L’autre chance que vous avez eue, c’est le soutien du maire d’Antibes Jean Léonetti qui a fait construire ce théâtre.

-Oui, je pensais même au départ que le théâtre était trop grand ! 1200 places dans la grande salle, 250 dans la petite salle, c’est un lieu aux dimensions uniques. J’ai d’ailleurs agrandi le plateau et accepté l’idée d’un balcon qui réduit l’éloignement des spectateurs. Il y a deux restaurants que nous gérons en direct, et qui sont ouverts les soirs de spectacles. Après trois ans d’ouverture, nous commençons à faire des bénéfices. Et c’est très important que les spectateurs puissent bénéficier d’un parking et de restaurants, surtout quand ils viennent de loin. On me dit souvent qu’Anthéa est le théâtre de France qui offre le meilleur accueil du public et des artistes. D’abord parce que je suis présent les soirs de spectacles, et que la présence du directeur est très importante. Certains acteurs me racontent qu’en tournée ils jouent dans des théâtres mais sans la présence du directeur. Ce sont des directeurs qui ne sont pas des artistes, qui ne savent pas combien cette présence est rassurante.

Que pensez-vous de la situation du théâtre public aujourd’hui, et de la remise en cause de certaines subventions ? Faut-il inventer de nouveaux modèles ?

J’ai toute ma vie défendu ardemment le théâtre public, en étant très longtemps président du Syndicat des Directeurs de centres dramatiques. Aujourd’hui, je m’aperçois que les directeurs qui sont en place pensent avant tout que dans 3 ou 4 ans ils ne seront plus là. C’est un constat aberrant, dont le Ministère est en partie responsable. Ce qui fait qu’ils travaillent pour eux, alors qu’un directeur de structure doit travailler pour une population, et que c’est long. A force de changer les directeurs au bout de leurs mandats, les gens n’arrivent à rien faire, sinon à travailler pour eux-mêmes. C’est stupide ! Un directeur de centre dramatique doit être un artiste au milieu d’une population ! Et non quelqu’un qui fait ses créations et au bout de quatre ans s’en va. 

C’est donc le système de nominations qu’il faut changer ?

-Je pense qu’il ne faut pas de sytème. Il faut tirer des leçons des expériences qui marchent. Le Ministère multiplie les appels à candidature en faisant se succéder les directeurs. Or cette idée là est fausse, pour la bonne raison qu’il n’y a plus de gens qui attendent ! On a dégoûté d’une certaine façon les candidats potentiels. Il y a 20 ans, j’ai proposé de former les futurs directeurs de centres dramatiques. C’était la seule chose à faire.
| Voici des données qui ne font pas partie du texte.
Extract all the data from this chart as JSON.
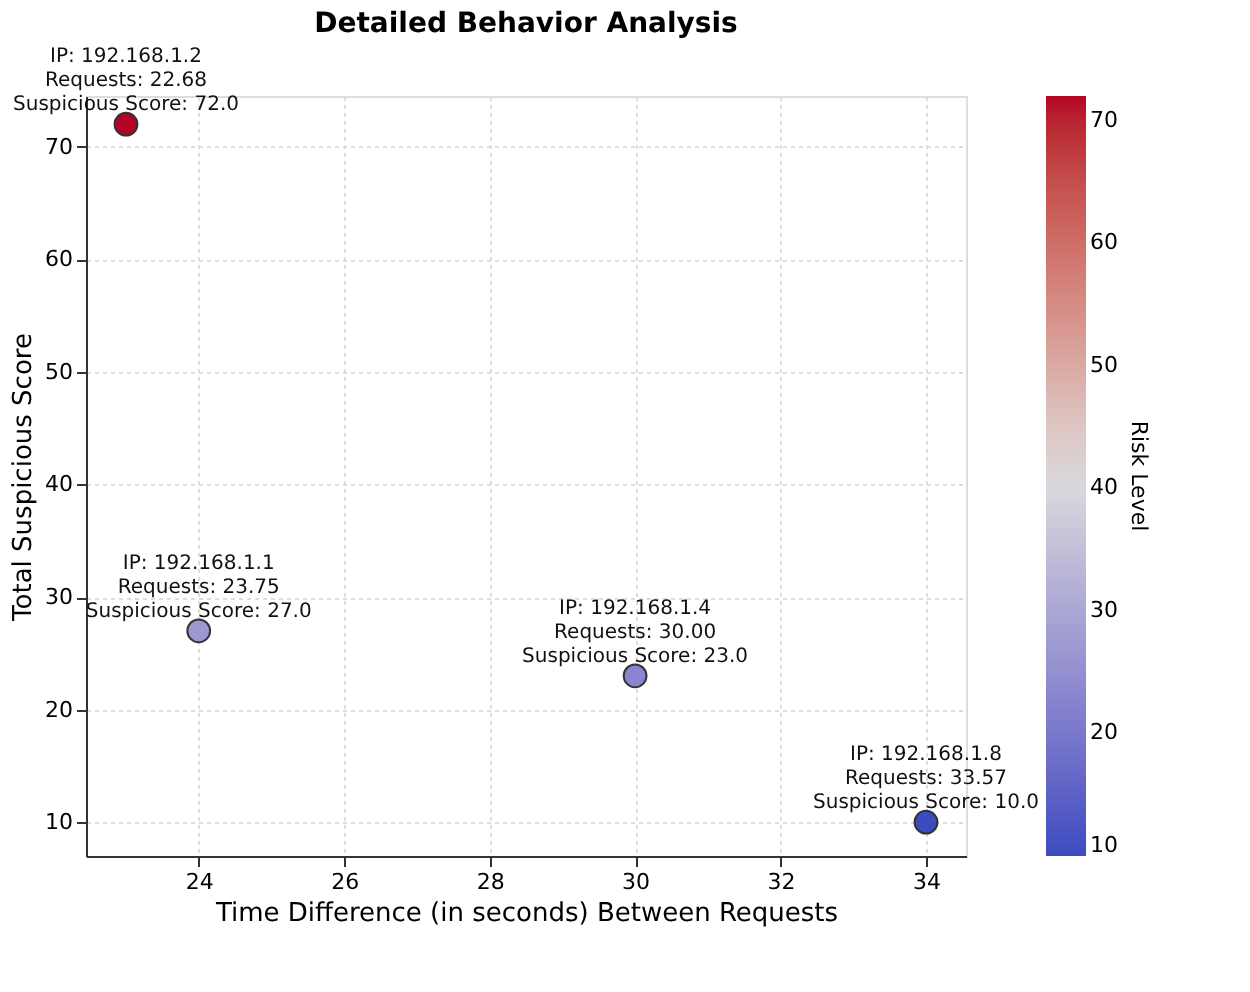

Malheureusement, l’Etat ne l’a jamais voulu. Aujourd’hui, on tente de convaincre les candidats à diriger des structures ! Un jeune metteur en scène talentueux n’est pas forcément un bon directeur de théâtre. Pour moi, diriger un théâtre, cela ressemble à diriger un supermarché. La complexité est la même. Mais cela s’apprend. 

Un centre dramatique doit-il toujours être dirigé par un artiste ?

-Oui, c’est capital. Mais il lui faut s’inscrire dans le tissu social tout en menant ses créations. C’est un énorme travail de fond. Le public d’Anthéa a une moyenne d’âge de 39 ans. Les jeunes sont le public de demain. 

Vous êtes un homme heureux ?

-En doute permanent ! Mais heureux ici, comme un Alsacien dans le Midi.